When he was a boy, José Yacoppi learned that in life, you don't need much to survive. Every time his father--a guitarmaking luthier like him--was chased by Franco's men in Spain, the Nazis in France and the war in Europe, he learned that a workshop had to fit into a valise, and the life of an entire family could depend on one guitar. Every time they had to move all they had to take with them was a finished instrument so that José could show his art and get supporters until he could begin anew. In 1949 he arrived in Argentina and opened his shop on quiet San Fernando street.

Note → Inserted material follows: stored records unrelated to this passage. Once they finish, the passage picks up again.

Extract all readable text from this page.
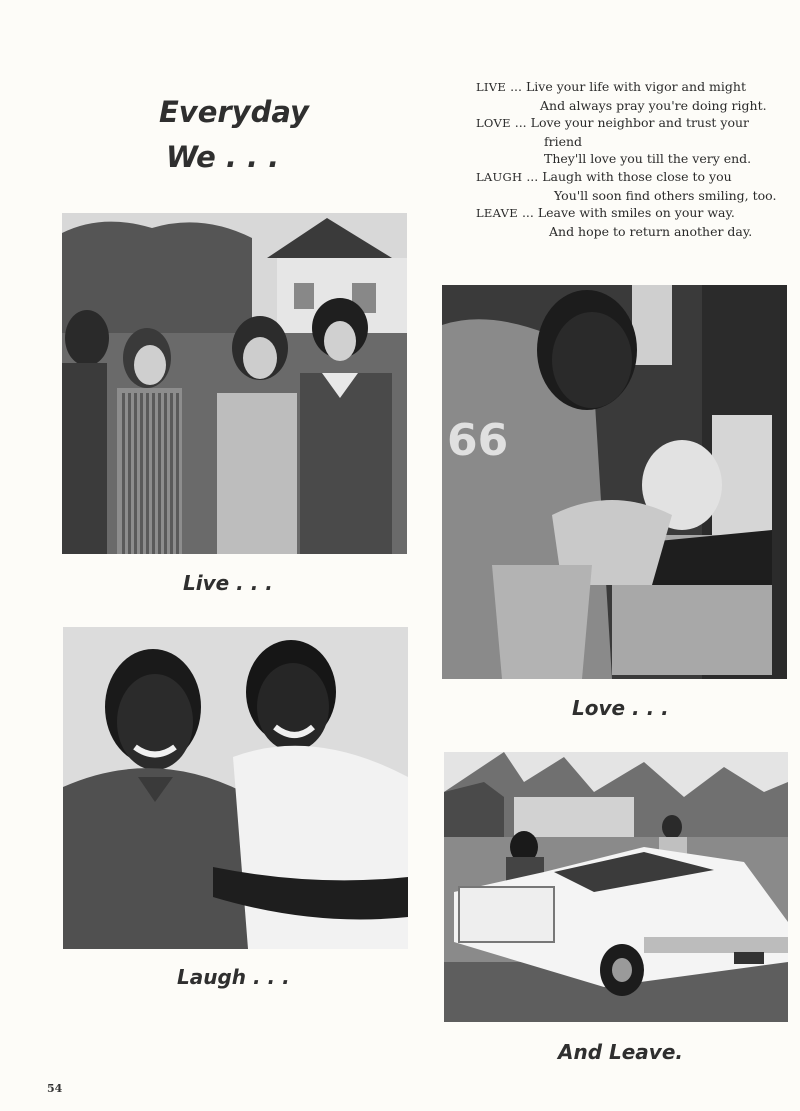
Everyday
We . . .
LIVE ... Live your life with vigor and might
And always pray you're doing right.
LOVE ... Love your neighbor and trust your
friend
They'll love you till the very end.
LAUGH ... Laugh with those close to you
You'll soon find others smiling, too.
LEAVE ... Leave with smiles on your way.
And hope to return another day.
Live . . .
66
Love . . .
Laugh . . .
And Leave.
54
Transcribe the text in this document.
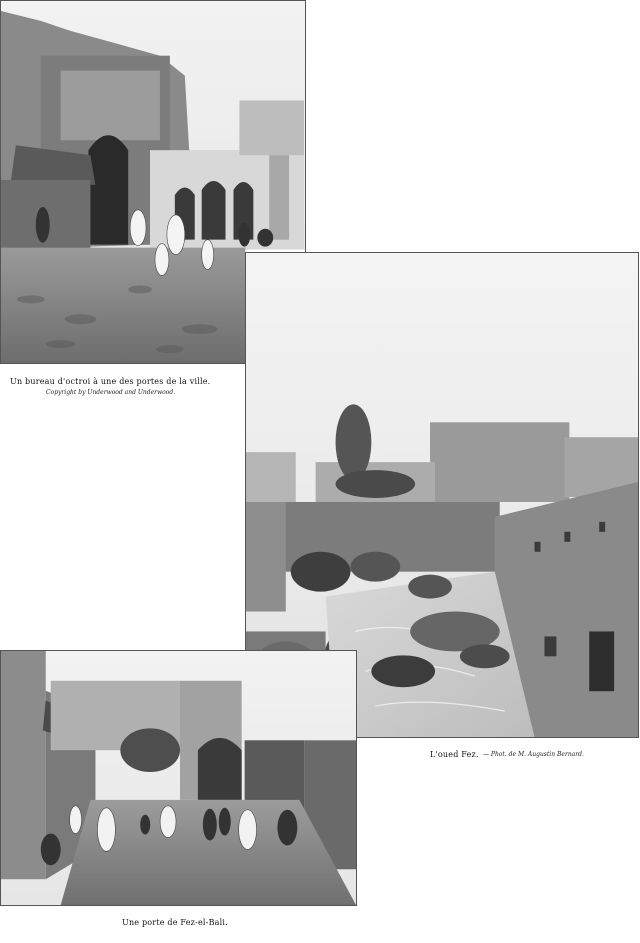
Un bureau d'octroi à une des portes de la ville.
Copyright by Underwood and Underwood.
L'oued Fez. — Phot. de M. Augustin Bernard.
Une porte de Fez-el-Bali.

"My 84th birthday was on the 28 of December [2000]. People call on the phone and say, 'yes, can I speak to José Yacoppi?" and I say, "yes, speaking." They're surprised. They don't say it, but I can listen to the tone of their voice, "but how can that be? He's still alive?"
It's best you know from the start: the best of Yacoppi, after his guitars, is his black humor. He's been exporting guitars to Japan at a pace of 25 a year. "Look, I know there are a bunch of my guitars out there, and when I'm dead, their price is going to rise. Outside Argentina, my guitars sell for high prices. Do you know Eric Clapton? He bought a Yacoppi in Germany three years ago and paid seven thousand dollars. And at the Sotheby's auction house in London, he knocked down a 1950 Yacoppi after paying ten thousand dollars. I wish I had one to sell. It's that in 1950 I was very young, and what was I to guess, that my shop would eventually become so highly regarded. I also never thought I'd live so long. Look, once I even made a vihüela, the grandmother of guitars, that one over there..."
He walks to a showcase and takes out a vihuela, a large instrument studded with mother of pearl.
"The amount of work on this is so monstrous, so huge, that I hardly can believe it was me who did it. Once I took it to Europe. I told myself, "I'm going to kill with this one." He took it to Sotheby's and someone there said, "Oh, how pretty. Who made it?" "Me." "Oh, but you're alive." I say, "Yes, I'm alive." And he says, "Oh, no, you've got to be deceased." I told him, "I'll shoot myself and come back."
Jose Yacopi passed away on the 11th of August of 2006.